When the poet Nikky Finney learned this past summer that she would become the first Guy Davenport Endowed English Professor at the University of Kentucky, she was delighted to have one more connection with the professor she had known and admired.
Like Mr. Davenport, she is a native South Carolinian. She lives in what used to be his house, in Lexington. And she has written a poem in his honor, for his memorial in 2005, "The Poet's House."
Ms. Finney, who won the 2011 National Book Award for poetry for her book Head Off & Split, was chosen for the chair, a five-year, renewable position supported by a donation from Judith Janssen, a former student of Mr. Davenport's. Along with hosting an annual conversation series with undergraduate students to expose them to writing, Ms. Finney will receive money from the university to support her professional activities.
Guy M. Davenport, who was an author, poet, and painter, taught at the university from 1963 until he retired, in 1990.
Ms. Finney, 55, said that as a young new professor she would pass Mr. Davenport in the halls of the university. "He was a legend," she said. "He was somebody who was erudite and witty, and also feared in some ways as a professor because he knew so much about so much."
After he died, Bonnie Jean Cox, Mr. Davenport's partner, called Ms. Finney and asked, "Wouldn't it be great if one poet could buy another poet's house?"
When Ms. Finney visited the circa-1910 house, which smelled of cigarettes and old books, she thought it was "like a tiny library in the middle of a community, where you have to walk sideways because there were no walls, just bookshelves."
"I could live here," she said to herself.

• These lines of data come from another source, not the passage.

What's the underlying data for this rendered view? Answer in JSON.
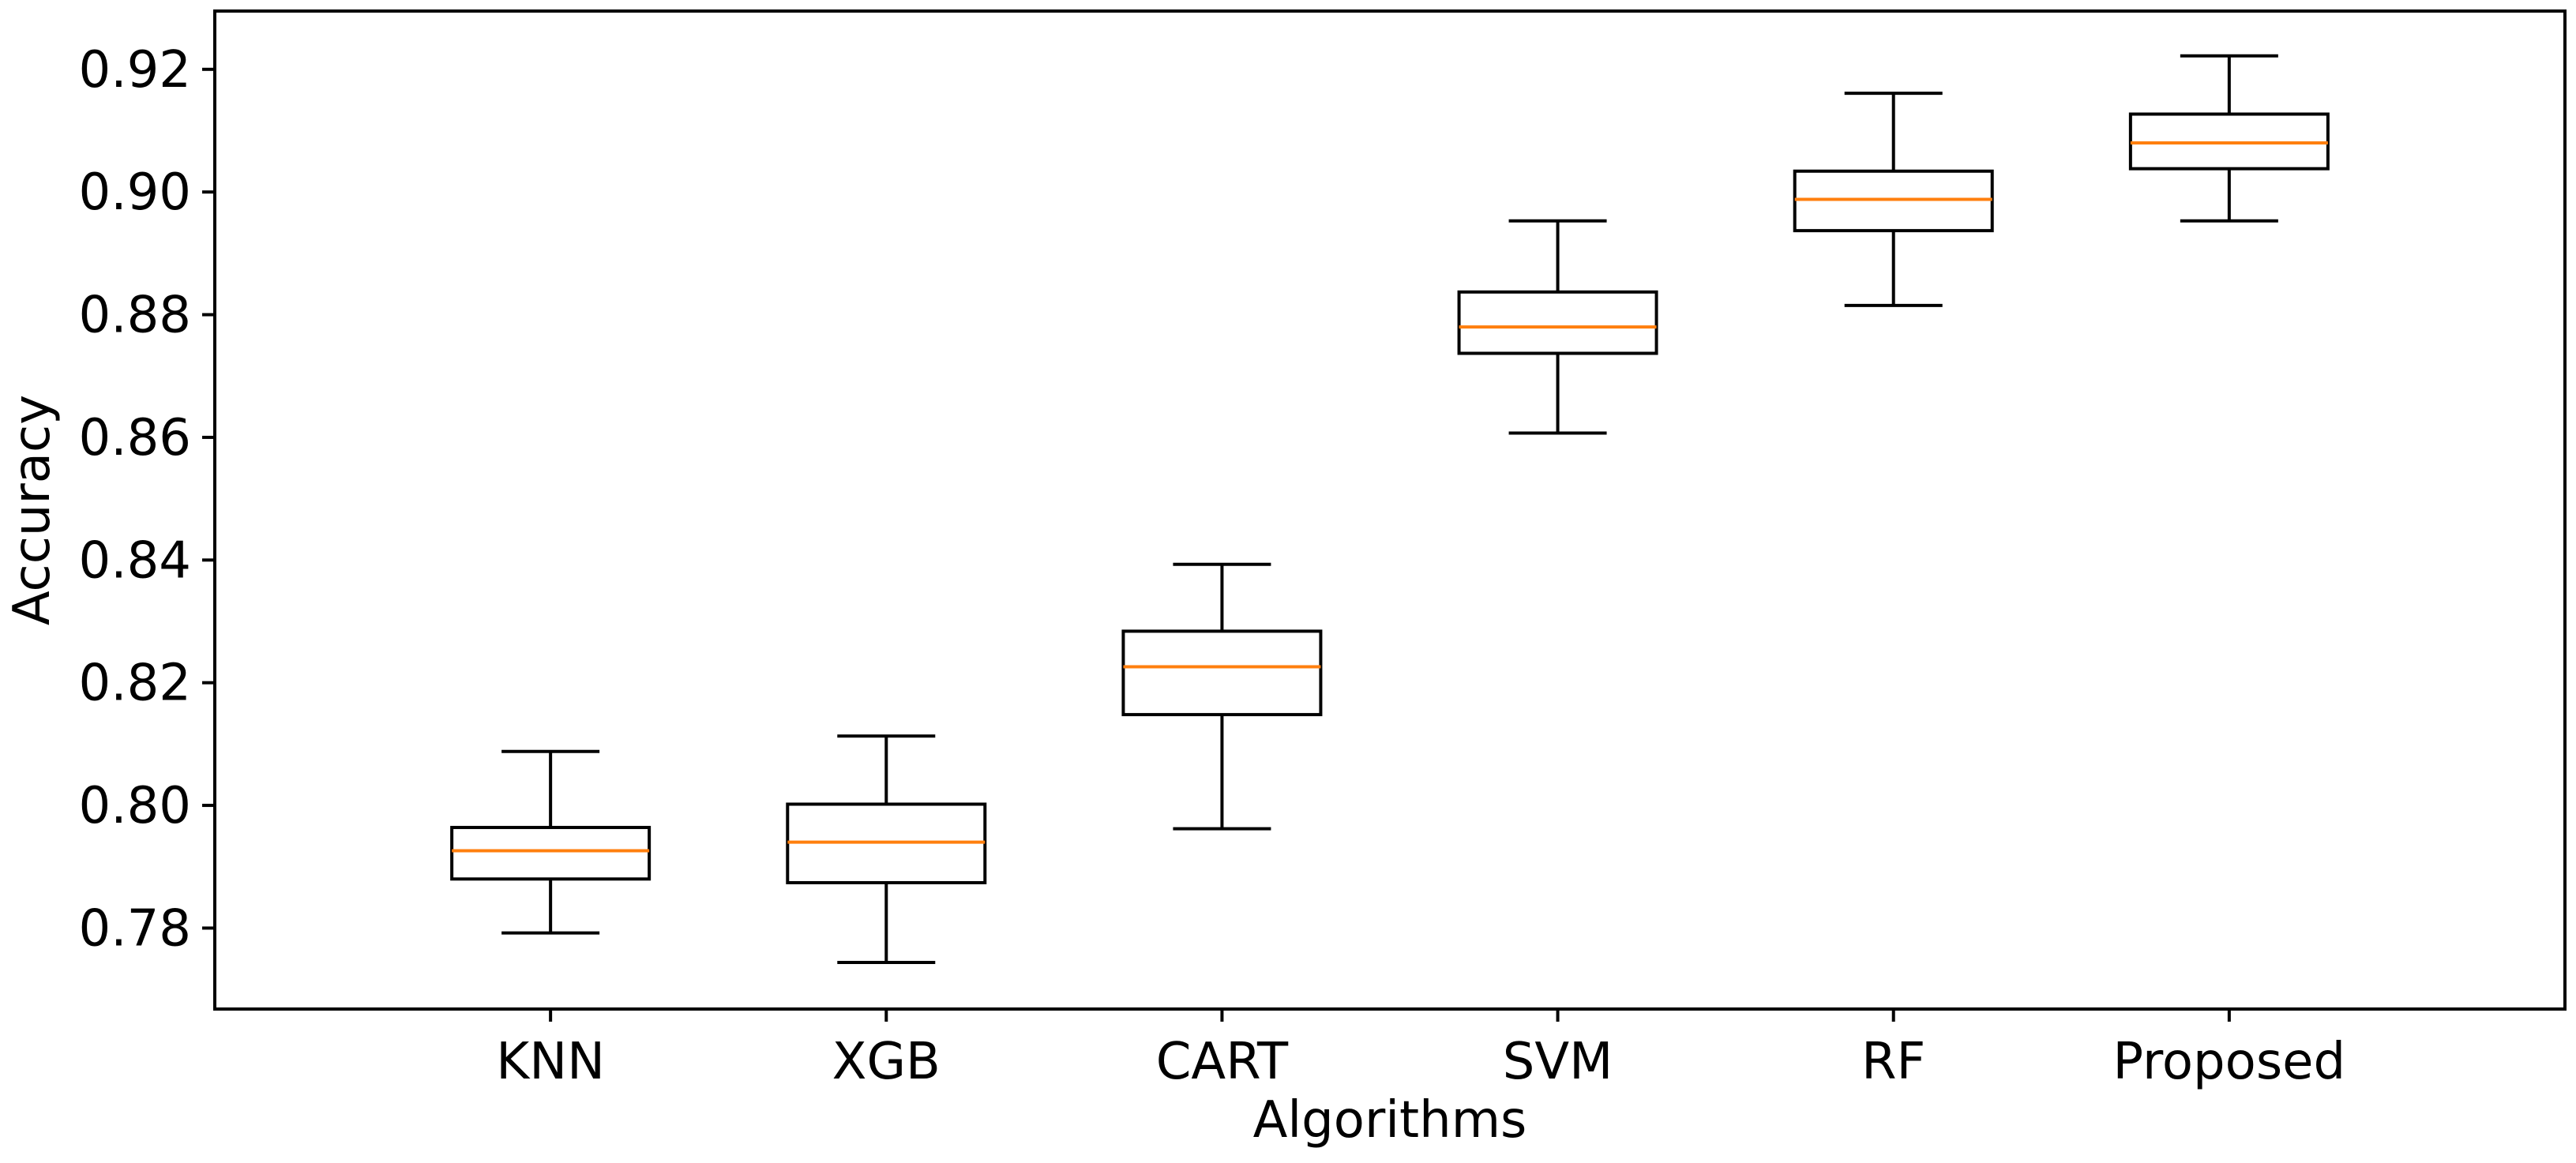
{
  "chart_data": {
    "type": "box",
    "title": "",
    "xlabel": "Algorithms",
    "ylabel": "Accuracy",
    "ylim": [
      0.7668,
      0.9295
    ],
    "yticks": [
      "0.78",
      "0.80",
      "0.82",
      "0.84",
      "0.86",
      "0.88",
      "0.90",
      "0.92"
    ],
    "ytick_values": [
      0.78,
      0.8,
      0.82,
      0.84,
      0.86,
      0.88,
      0.9,
      0.92
    ],
    "categories": [
      "KNN",
      "XGB",
      "CART",
      "SVM",
      "RF",
      "Proposed"
    ],
    "boxes": [
      {
        "name": "KNN",
        "whislo": 0.7792,
        "q1": 0.788,
        "med": 0.7926,
        "q3": 0.7964,
        "whishi": 0.8088
      },
      {
        "name": "XGB",
        "whislo": 0.7744,
        "q1": 0.7874,
        "med": 0.794,
        "q3": 0.8002,
        "whishi": 0.8113
      },
      {
        "name": "CART",
        "whislo": 0.7962,
        "q1": 0.8148,
        "med": 0.8226,
        "q3": 0.8284,
        "whishi": 0.8393
      },
      {
        "name": "SVM",
        "whislo": 0.8607,
        "q1": 0.8737,
        "med": 0.878,
        "q3": 0.8837,
        "whishi": 0.8953
      },
      {
        "name": "RF",
        "whislo": 0.8815,
        "q1": 0.8937,
        "med": 0.8988,
        "q3": 0.9034,
        "whishi": 0.9161
      },
      {
        "name": "Proposed",
        "whislo": 0.8953,
        "q1": 0.9038,
        "med": 0.908,
        "q3": 0.9127,
        "whishi": 0.9222
      }
    ],
    "colors": {
      "box": "#000000",
      "median": "#ff7f0e",
      "background": "#ffffff"
    },
    "grid": false,
    "legend": "none"
  }
}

By owning the house, she said, she could continue its legacy of being a "literary space."
She remembers the writer as "a man who pursued truth relentlessly in his work, in essays, in poetry, in teaching." She encourages her students to find and express the truth through their writing, too.
"If I can keep doing that for as long as I'm in the most sacred space called a classroom," she said, "then I will feel like I've given something great to my students."